A alfinetada do relator da CPMI do INSS em ministros do STF
Apesar de ter poupados magistrados de pedidos de indiciamento em seu relatório final, Gaspar fez provocação sobre relação de ministros com Vorcaro
Apesar de não ter incluído ministros do STF como alvos de indiciamento em seu relatório final da CPMI do INSS, o deputado Alfredo Gaspar sugeriu que a PF e o Ministério Público avancem nas investigações das relações de Alexandre de Moraes e Dias Toffoli com o dono do Banco Master, Daniel Vorcaro.
O parecer de Gaspar é lido pelo relator nesta sexta-feira e a expectativa é que seja apreciado pela comissão parlamentar de inquérito até amanhã.
O relator sugere que a PF e o MPF se debrucem e examinem o contrato de honorários advocatícios firmado por Viviane Barci de Moraes, esposa de Moraes, com o Banco Master.

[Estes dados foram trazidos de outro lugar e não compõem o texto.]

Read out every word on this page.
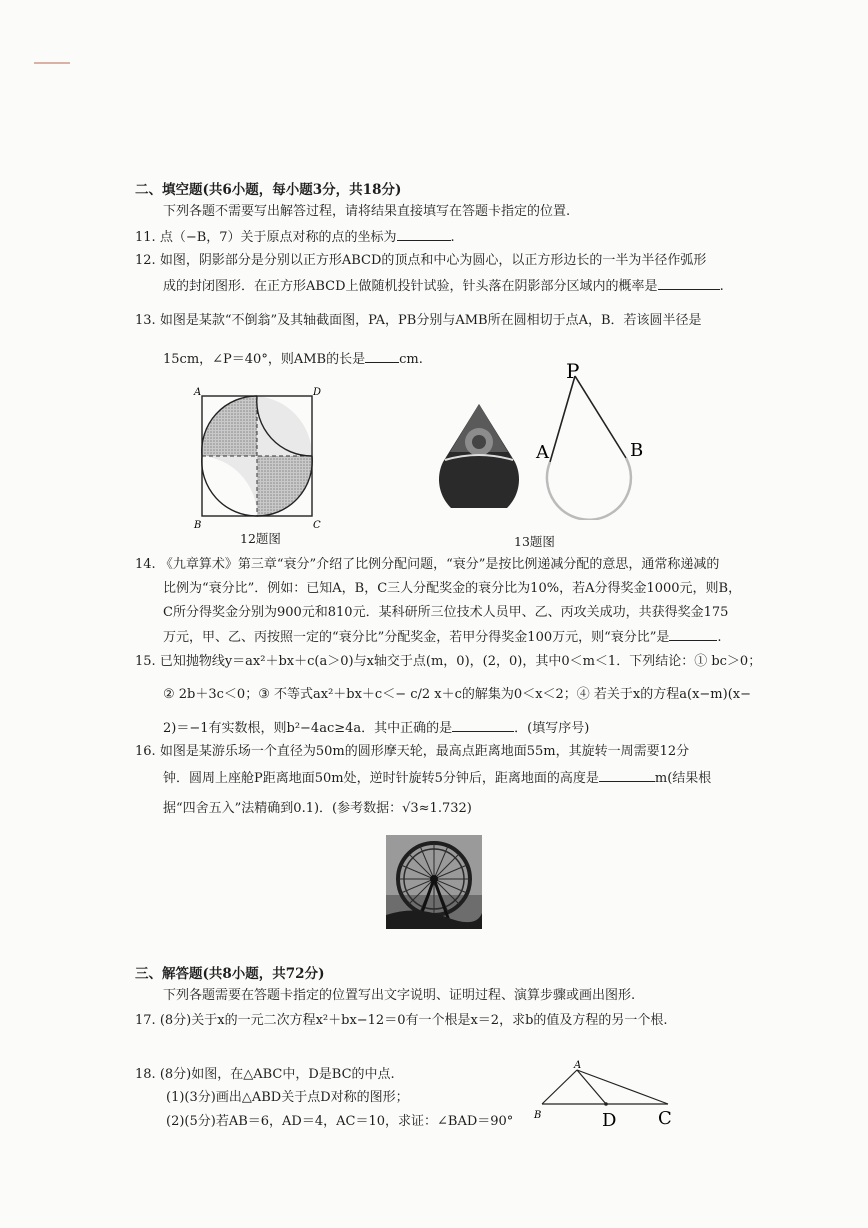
二、填空题(共6小题，每小题3分，共18分)
下列各题不需要写出解答过程，请将结果直接填写在答题卡指定的位置.
11. 点（−B，7）关于原点对称的点的坐标为	.
12. 如图，阴影部分是分别以正方形ABCD的顶点和中心为圆心，以正方形边长的一半为半径作弧形
成的封闭图形．在正方形ABCD上做随机投针试验，针头落在阴影部分区域内的概率是	.
13. 如图是某款“不倒翁”及其轴截面图，PA，PB分别与AMB所在圆相切于点A，B．若该圆半径是
15cm，∠P＝40°，则AMB的长是	cm.
A	D
B	C
12题图
P
A	B
13题图
14. 《九章算术》第三章“衰分”介绍了比例分配问题，“衰分”是按比例递减分配的意思，通常称递减的
比例为“衰分比”．例如：已知A，B，C三人分配奖金的衰分比为10%，若A分得奖金1000元，则B，
C所分得奖金分别为900元和810元．某科研所三位技术人员甲、乙、丙攻关成功，共获得奖金175
万元，甲、乙、丙按照一定的“衰分比”分配奖金，若甲分得奖金100万元，则“衰分比”是	.
15. 已知抛物线y＝ax²＋bx＋c(a＞0)与x轴交于点(m，0)，(2，0)，其中0＜m＜1．下列结论：① bc＞0；
② 2b＋3c＜0；③ 不等式ax²＋bx＋c＜− c/2 x＋c的解集为0＜x＜2；④ 若关于x的方程a(x−m)(x−
2)＝−1有实数根，则b²−4ac≥4a．其中正确的是	．(填写序号)
16. 如图是某游乐场一个直径为50m的圆形摩天轮，最高点距离地面55m，其旋转一周需要12分
钟．圆周上座舱P距离地面50m处，逆时针旋转5分钟后，距离地面的高度是	m(结果根
据“四舍五入”法精确到0.1)．(参考数据：√3≈1.732)
三、解答题(共8小题，共72分)
下列各题需要在答题卡指定的位置写出文字说明、证明过程、演算步骤或画出图形.
17. (8分)关于x的一元二次方程x²＋bx−12＝0有一个根是x＝2，求b的值及方程的另一个根.
18. (8分)如图，在△ABC中，D是BC的中点.
(1)(3分)画出△ABD关于点D对称的图形；
(2)(5分)若AB＝6，AD＝4，AC＝10，求证：∠BAD＝90°
A
B	D C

O objetivo seria verificar se os elementos disponíveis revelam indícios da prática do crime de tráfico de influência, tendo em vista a posição do magistrado como integrante da Corte e a sujeição da instituição contratante à regulação e à jurisdição do tribunal.
O parlamentar do União recomenda ainda que analisem o relacionamento entre Toffoli e Vorcaro e avaliem se os elementos disponíveis revelam indícios de práticas ilícitas no contexto das investigações sobre irregularidades em operações de crédito consignado no INSS.
Além disso, o relator da CPMI do INSS sugere que a PF e o MPF examinem os contratos de honorários advocatícios entre o Master e o escritório de advocacia do ex-ministro da Justiça Ricardo Lewandowski para averiguar se os elementos disponíveis revelam indícios da prática do crime de tráfico de influência.